I hope that Alex expects his wife to have unnatural relations with Dave. You know it's going to happen. It always does. Perhaps that anger will make him play like he did in 1984, and not like he did during the Hagar/neckbrace days. We don't want Christopher Reeves playing drums.
I hope that Wolfgang Van Halen realizes that this is every 15 year old rock and roll kid's freakin' dream come true. Seriously. Imagine when you were 15, playing onstage with Roth and Van Halen. I think it's a joke that he is...but man...if the kid is any fan of Rock and Roll, EVEN HE knows that Roth is a legend. Oh yeah, rumor has it his Dad was pretty good as well. I also hope that he doesn't demand Roth out of the band when Roth screws Wolfie's 18 year old, senior in high school, virgin girlfriend.

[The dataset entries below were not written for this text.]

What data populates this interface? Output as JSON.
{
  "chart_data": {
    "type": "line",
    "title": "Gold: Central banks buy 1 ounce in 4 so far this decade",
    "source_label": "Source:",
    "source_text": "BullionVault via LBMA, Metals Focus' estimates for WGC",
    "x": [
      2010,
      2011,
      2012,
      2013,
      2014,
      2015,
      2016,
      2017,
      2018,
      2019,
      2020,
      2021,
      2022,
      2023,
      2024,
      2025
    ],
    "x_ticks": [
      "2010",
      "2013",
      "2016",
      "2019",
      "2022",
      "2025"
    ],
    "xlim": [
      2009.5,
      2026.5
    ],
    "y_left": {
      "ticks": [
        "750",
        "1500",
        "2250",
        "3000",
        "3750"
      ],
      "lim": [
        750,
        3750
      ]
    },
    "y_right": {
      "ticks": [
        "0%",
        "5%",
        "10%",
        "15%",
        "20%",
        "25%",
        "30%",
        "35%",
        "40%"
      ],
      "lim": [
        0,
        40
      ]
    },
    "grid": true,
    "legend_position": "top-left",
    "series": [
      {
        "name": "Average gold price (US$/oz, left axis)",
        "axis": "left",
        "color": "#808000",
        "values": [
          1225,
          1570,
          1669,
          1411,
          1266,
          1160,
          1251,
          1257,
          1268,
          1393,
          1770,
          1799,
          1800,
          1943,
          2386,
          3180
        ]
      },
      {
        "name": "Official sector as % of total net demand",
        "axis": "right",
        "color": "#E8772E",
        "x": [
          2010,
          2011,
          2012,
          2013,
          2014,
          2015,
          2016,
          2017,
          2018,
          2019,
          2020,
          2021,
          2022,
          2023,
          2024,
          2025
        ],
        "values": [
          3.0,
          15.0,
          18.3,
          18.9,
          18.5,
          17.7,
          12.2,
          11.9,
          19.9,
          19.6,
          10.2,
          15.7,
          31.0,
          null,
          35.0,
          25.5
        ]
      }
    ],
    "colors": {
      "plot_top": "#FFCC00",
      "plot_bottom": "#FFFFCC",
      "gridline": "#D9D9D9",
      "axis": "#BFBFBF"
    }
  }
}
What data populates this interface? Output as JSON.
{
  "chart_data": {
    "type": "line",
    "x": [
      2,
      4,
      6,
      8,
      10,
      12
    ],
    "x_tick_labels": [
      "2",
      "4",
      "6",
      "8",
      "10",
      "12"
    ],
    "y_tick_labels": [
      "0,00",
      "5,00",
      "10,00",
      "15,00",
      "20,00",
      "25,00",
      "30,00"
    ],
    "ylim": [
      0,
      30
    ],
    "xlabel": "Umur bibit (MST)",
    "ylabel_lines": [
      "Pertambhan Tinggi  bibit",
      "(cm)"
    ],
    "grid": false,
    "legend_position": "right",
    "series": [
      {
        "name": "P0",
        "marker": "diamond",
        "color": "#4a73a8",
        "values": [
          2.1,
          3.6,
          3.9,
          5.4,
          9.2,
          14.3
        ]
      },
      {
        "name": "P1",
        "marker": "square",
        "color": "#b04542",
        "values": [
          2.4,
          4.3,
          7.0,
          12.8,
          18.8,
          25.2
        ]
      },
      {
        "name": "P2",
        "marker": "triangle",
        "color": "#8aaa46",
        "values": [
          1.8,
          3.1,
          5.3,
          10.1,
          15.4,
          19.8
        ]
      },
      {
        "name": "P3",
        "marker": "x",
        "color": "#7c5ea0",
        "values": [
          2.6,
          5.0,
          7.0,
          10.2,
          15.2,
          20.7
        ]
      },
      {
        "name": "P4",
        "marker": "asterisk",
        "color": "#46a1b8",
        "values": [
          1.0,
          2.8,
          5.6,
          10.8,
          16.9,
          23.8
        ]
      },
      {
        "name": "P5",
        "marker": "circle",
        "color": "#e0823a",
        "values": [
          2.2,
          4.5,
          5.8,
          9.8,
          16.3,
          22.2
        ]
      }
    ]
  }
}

I hope that Roth walks out onstage, in May, in North Carolina...stares out at the crowd...looks over at Edward Van Halen, and says, "Hey Ed, LOOK AT ALL THE FUCKING PEOPLE HERE TONIGHT!" Laughs...then says, "Damn man, it seems just like fucking yesterday..." As Ed peels into DOA...
Wolfie or Michael...1984 or 2007...Young or Old...if that doesn't give you the fucking chills...
Then get out your copy of fucking Balance and Bette Midler. Hit shuffle on your fucking pink CD player...and enjoy your BUBBLE bath...FAG.